Publicada em 1 de julho de 1997
O Estado de S. Paulo
EDUARDO NUNOMURA
Estudantes, professores, músicos, artistas, empresários e profissionais
liberais estão descobrindo, fascinados, uma arte popular em São Paulo. É o
repente, uma disputa poética entre dois cantadores em que sobressaem o
improviso, a inteligência, a gozação, o humor e muita criatividade. O 1°
Campeonato Brasileiro de Poetas Repentistas chega agora à sua fase final
conquistando a simpatia dos paulistanos.
Iniciado em 13 de abril, o campeonato contou com a participação de mais de 130
violeiros – a maioria do Nordeste – e vai definir quem é o melhor repentista do
País. Todos os domingos o teatro da União Municipal de Estudantes Secundaristas
(Umes) vem recebendo centenas de pessoas interessadas em conhecer um pouco mais
dessa arte e em romper o preconceito que ainda persiste com a cantoria popular
nordestina.
O estudante Lucas de Oliveira, de 16 anos, ficou surpreso com a criatividade
dos trovadores modernos. “Essa manifestação é uma forma de se acabar de uma vez
com o preconceito contra o nordestino”, afirmou. “Toda cultura tem de se
expandir”, ressaltou.
Para o músico Sérgio Veloso, o Siba, do grupo pernambucano Mestre Ambrósio, o
evento traz uma “novidade” para a cidade. “São Paulo tem um público que ainda
não é acostumado com a cantoria popular”, afirmou. “Um evento como esse está
furando o bloqueio”, analisou.
O repente, trazido a São Paulo há meio século, ainda luta para romper
resistências do público. “Os repentistas são dignos da mais alta admiração
porque praticam a mais difícil das artes, que é fazer poesia improvisada”,
garantiu o organizador do campeonato Lourinaldo Vitorino, pernambucano
repentista que mora na capital.
Dos oito cantores finalistas, apenas dois residem em São Paulo: o paraibano
Fenelon Dantas e o pernambucano Dedé Laurentino. De Pernambuco, estão Oliveira
de Panelas, Valdir Teles e João Quindingues; da Paraíba, Sebastião da Silva e
João Paraibano; e do Ceará, Ismael Pereira.
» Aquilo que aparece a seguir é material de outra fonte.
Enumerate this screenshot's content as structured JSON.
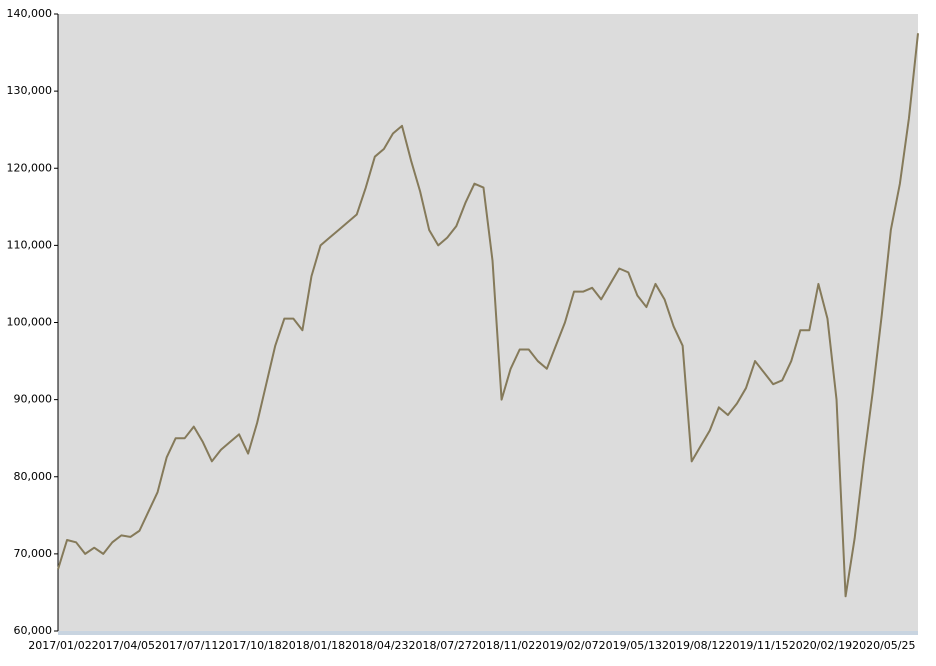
{
  "chart_data": {
    "type": "line",
    "categories": [
      "2017/01/02",
      null,
      null,
      null,
      null,
      null,
      null,
      "2017/04/05",
      null,
      null,
      null,
      null,
      null,
      null,
      "2017/07/11",
      null,
      null,
      null,
      null,
      null,
      null,
      "2017/10/18",
      null,
      null,
      null,
      null,
      null,
      null,
      "2018/01/18",
      null,
      null,
      null,
      null,
      null,
      null,
      "2018/04/23",
      null,
      null,
      null,
      null,
      null,
      null,
      "2018/07/27",
      null,
      null,
      null,
      null,
      null,
      null,
      "2018/11/02",
      null,
      null,
      null,
      null,
      null,
      null,
      "2019/02/07",
      null,
      null,
      null,
      null,
      null,
      null,
      "2019/05/13",
      null,
      null,
      null,
      null,
      null,
      null,
      "2019/08/12",
      null,
      null,
      null,
      null,
      null,
      null,
      "2019/11/15",
      null,
      null,
      null,
      null,
      null,
      null,
      "2020/02/19",
      null,
      null,
      null,
      null,
      null,
      null,
      "2020/05/25",
      null,
      null,
      null,
      null
    ],
    "values": [
      68000,
      71800,
      71500,
      70000,
      70800,
      70000,
      71500,
      72400,
      72200,
      73000,
      75500,
      78000,
      82500,
      85000,
      85000,
      86500,
      84500,
      82000,
      83500,
      84500,
      85500,
      83000,
      87000,
      92000,
      97000,
      100500,
      100500,
      99000,
      106000,
      110000,
      111000,
      112000,
      113000,
      114000,
      117500,
      121500,
      122500,
      124500,
      125500,
      121000,
      117000,
      112000,
      110000,
      111000,
      112500,
      115500,
      118000,
      117500,
      108000,
      90000,
      94000,
      96500,
      96500,
      95000,
      94000,
      97000,
      100000,
      104000,
      104000,
      104500,
      103000,
      105000,
      107000,
      106500,
      103500,
      102000,
      105000,
      103000,
      99500,
      97000,
      82000,
      84000,
      86000,
      89000,
      88000,
      89500,
      91500,
      95000,
      93500,
      92000,
      92500,
      95000,
      99000,
      99000,
      105000,
      100500,
      90000,
      64500,
      72000,
      82000,
      91000,
      101000,
      112000,
      118000,
      126500,
      137500
    ],
    "color": "#857a5a",
    "ylim": [
      60000,
      140000
    ],
    "yticks": [
      {
        "value": 60000,
        "label": "60,000"
      },
      {
        "value": 70000,
        "label": "70,000"
      },
      {
        "value": 80000,
        "label": "80,000"
      },
      {
        "value": 90000,
        "label": "90,000"
      },
      {
        "value": 100000,
        "label": "100,000"
      },
      {
        "value": 110000,
        "label": "110,000"
      },
      {
        "value": 120000,
        "label": "120,000"
      },
      {
        "value": 130000,
        "label": "130,000"
      },
      {
        "value": 140000,
        "label": "140,000"
      }
    ],
    "grid": false
  }
}
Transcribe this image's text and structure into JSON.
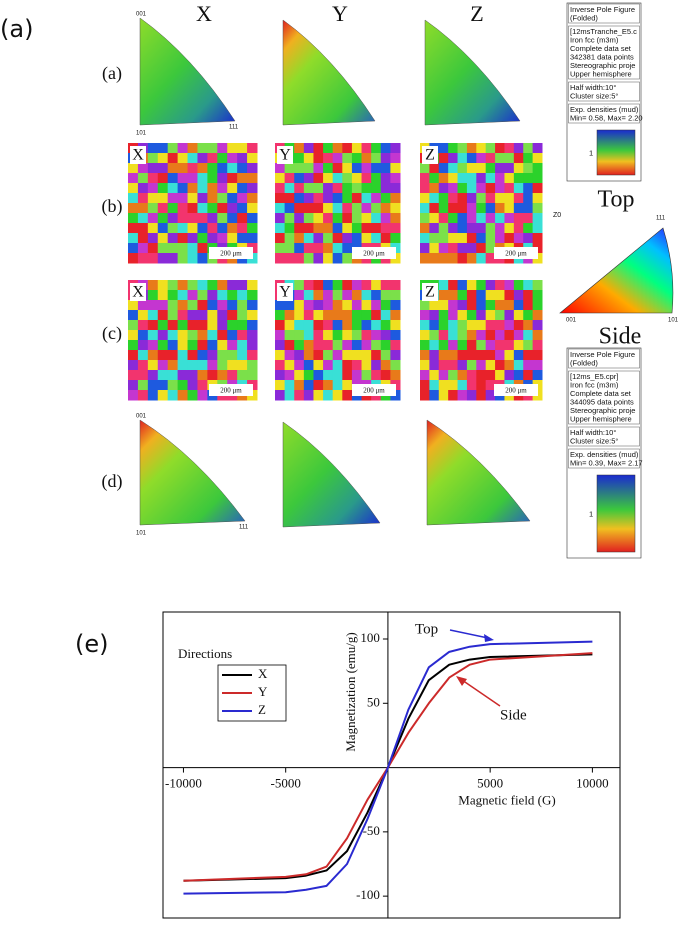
{
  "figure_label_a": "(a)",
  "columns": [
    "X",
    "Y",
    "Z"
  ],
  "rows": [
    "(a)",
    "(b)",
    "(c)",
    "(d)"
  ],
  "pole_figure_corners": [
    "001",
    "101",
    "111"
  ],
  "map_labels": [
    "X",
    "Y",
    "Z"
  ],
  "scale_bar": "200 μm",
  "legend_top": {
    "title": [
      "Inverse Pole Figure",
      "(Folded)"
    ],
    "info": [
      "[12msTranche_E5.c",
      "Iron fcc (m3m)",
      "Complete data set",
      "342381 data points",
      "Stereographic proje",
      "Upper hemisphere"
    ],
    "params": [
      "Half width:10°",
      "Cluster size:5°"
    ],
    "densities": [
      "Exp. densities (mud)",
      "Min= 0.58, Max= 2.20"
    ],
    "key": "1"
  },
  "top_label": "Top",
  "z0_label": "Z0",
  "key_corners": [
    "001",
    "101",
    "111"
  ],
  "side_label": "Side",
  "legend_side": {
    "title": [
      "Inverse Pole Figure",
      "(Folded)"
    ],
    "info": [
      "[12ms_E5.cpr]",
      "Iron fcc (m3m)",
      "Complete data set",
      "344095 data points",
      "Stereographic proje",
      "Upper hemisphere"
    ],
    "params": [
      "Half width:10°",
      "Cluster size:5°"
    ],
    "densities": [
      "Exp. densities (mud)",
      "Min= 0.39, Max= 2.17"
    ],
    "key": "1"
  },
  "figure_label_e": "(e)",
  "chart_data": {
    "type": "line",
    "x_label": "Magnetic field (G)",
    "y_label": "Magnetization (emu/g)",
    "legend_title": "Directions",
    "x": [
      -10000,
      -5000,
      -4000,
      -3000,
      -2000,
      -1000,
      0,
      1000,
      2000,
      3000,
      4000,
      5000,
      10000
    ],
    "series": [
      {
        "name": "X",
        "color": "#000000",
        "values": [
          -88,
          -86,
          -84,
          -80,
          -65,
          -35,
          0,
          38,
          68,
          80,
          84,
          86,
          88
        ]
      },
      {
        "name": "Y",
        "color": "#cc2a2a",
        "values": [
          -88,
          -85,
          -83,
          -77,
          -55,
          -25,
          0,
          27,
          50,
          70,
          80,
          84,
          89
        ]
      },
      {
        "name": "Z",
        "color": "#2a2ad0",
        "values": [
          -98,
          -97,
          -95,
          -92,
          -75,
          -40,
          0,
          45,
          78,
          90,
          94,
          96,
          98
        ]
      }
    ],
    "annotations": [
      "Top",
      "Side"
    ],
    "xlim": [
      -11000,
      11350
    ],
    "ylim": [
      -117,
      121
    ],
    "xticks": [
      -10000,
      -5000,
      5000,
      10000
    ],
    "yticks": [
      -100,
      -50,
      50,
      100
    ],
    "grid": false
  }
}
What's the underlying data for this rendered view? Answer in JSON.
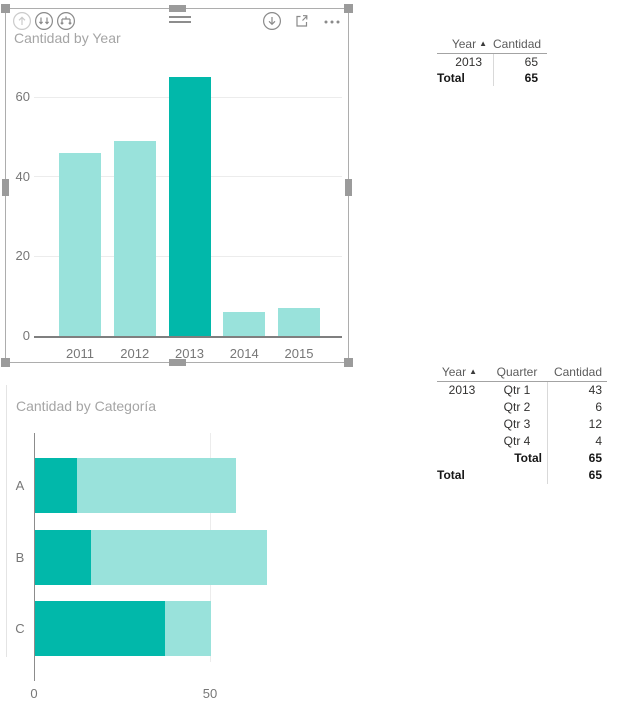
{
  "colors": {
    "highlight": "#01B8AA",
    "dim": "#99E2DB",
    "axis_label": "#777777",
    "title_gray": "#A5A5A5"
  },
  "visual_header": {
    "icons": [
      {
        "name": "drill-up-icon",
        "disabled": true
      },
      {
        "name": "drill-down-double-icon",
        "disabled": false
      },
      {
        "name": "expand-all-icon",
        "disabled": false
      },
      {
        "name": "drill-down-toggle-icon",
        "disabled": false
      },
      {
        "name": "focus-mode-icon",
        "disabled": false
      },
      {
        "name": "more-options-icon",
        "disabled": false
      }
    ]
  },
  "chart_data": [
    {
      "type": "bar",
      "orientation": "vertical",
      "title": "Cantidad by Year",
      "categories": [
        "2011",
        "2012",
        "2013",
        "2014",
        "2015"
      ],
      "values": [
        46,
        49,
        65,
        6,
        7
      ],
      "highlighted_category": "2013",
      "yticks": [
        0,
        20,
        40,
        60
      ],
      "ylim": [
        0,
        65
      ],
      "grid": true,
      "xlabel": "",
      "ylabel": ""
    },
    {
      "type": "bar",
      "orientation": "horizontal",
      "title": "Cantidad by Categoría",
      "categories": [
        "A",
        "B",
        "C"
      ],
      "series": [
        {
          "name": "total",
          "values": [
            57,
            66,
            50
          ]
        },
        {
          "name": "highlighted",
          "values": [
            12,
            16,
            37
          ]
        }
      ],
      "xticks": [
        0,
        50
      ],
      "xlim": [
        0,
        88
      ],
      "grid": true,
      "xlabel": "",
      "ylabel": ""
    }
  ],
  "table_year": {
    "columns": [
      "Year",
      "Cantidad"
    ],
    "sort_column": "Year",
    "sort_icon": "▲",
    "rows": [
      [
        "2013",
        "65"
      ]
    ],
    "total_row": [
      "Total",
      "65"
    ]
  },
  "matrix_year_quarter": {
    "columns": [
      "Year",
      "Quarter",
      "Cantidad"
    ],
    "sort_column": "Year",
    "sort_icon": "▲",
    "rows": [
      [
        "2013",
        "Qtr 1",
        "43"
      ],
      [
        "",
        "Qtr 2",
        "6"
      ],
      [
        "",
        "Qtr 3",
        "12"
      ],
      [
        "",
        "Qtr 4",
        "4"
      ],
      [
        "",
        "Total",
        "65"
      ],
      [
        "Total",
        "",
        "65"
      ]
    ]
  }
}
E as mulheres? De fato, faltam as repentistas nesse torneio. Maria Alexandrina
da Silva, de 47 anos, participa, mas apenas como jurada. Na verdade, por trás
de Maria Alexandrina está Mocinha da Passira, considerada a rainha do repente.
Assistir ao torneio tem fascinado o casal Lúcia Lima, psicológa de 44 anos, e o
administrador de empresas Carlos Hargreaves, de 46. “É completamente diferente
do que se tem por aqui”, afirmou Lúcia. “Amplia o conhecimento cultural ver
essa arte que antes não tínhamos acesso”, completou Hargreaves.
No domingo ocorrerá a última semifinal, ainda no teatro da Umes. A final, no
dia 13, será no Memorial da América Latina. Na semifinal de anteontem, o
vencedor foi Ismael Pereira. Oliveira Panelas ficou em segundo lugar e garantiu
também um lugar na final. Os organizadores pretendem lançar dois CDs e um
documentário.
Repente mistura provocação e improviso
O repente pode ser comparado a uma tempestade. Em geral, dois cantadores iniciam
os improvisos de forma lenta e fria. É quando eles fazem a apresentação
pessoal, exaltam o seu estilo e elogiam anfitriões e platéia. Mas logo um dos
dois repentistas decide “ameaçar” o seu adversário. É o começo da provocação.
Provocado, o cantador oponente começa a retrucar os versos e o clima começa a
se agitar, ganhando novos ritmos. Nesse momento, a platéia-torcida começa a
participar com aplausos e gritos animados. Os dois pelejadores começam então a
esquentar os ânimos até que chega a tempestade. Depois dela, apenas um
repentista permanecerá aos olhos do público.
Segundo Ismael Pereira, de 36 anos, vencedor da primeira semifinal do 1°
Campeonato Brasileiro de Poetas Repentistas, cada cantador tem um estilo
próprio. “Têm muitos cantadores que partem às cegas e acabam se dando mal”,
explicou. Para o paraibano Fenelon Dantas, de 48 anos, que ficou em terceiro
lugar e não disputará a final do torneio, vale tudo na peleja. “Só não vale
morder a orelha”, brincou.
O campeonato, assim como nos festivais que ocorrem no Nordeste, são disputados
com temas variados, os motes, escolhidos na hora. Anteontem, alguns motes
foram: “Fiz as cenas do filme do repente e o meu Oscar por Deus foi definido”,
“Quando vejo um menor abandonado, sinto raiva dos homens do poder” e “Por
favor, levante a mão quem não sofreu por saudade”.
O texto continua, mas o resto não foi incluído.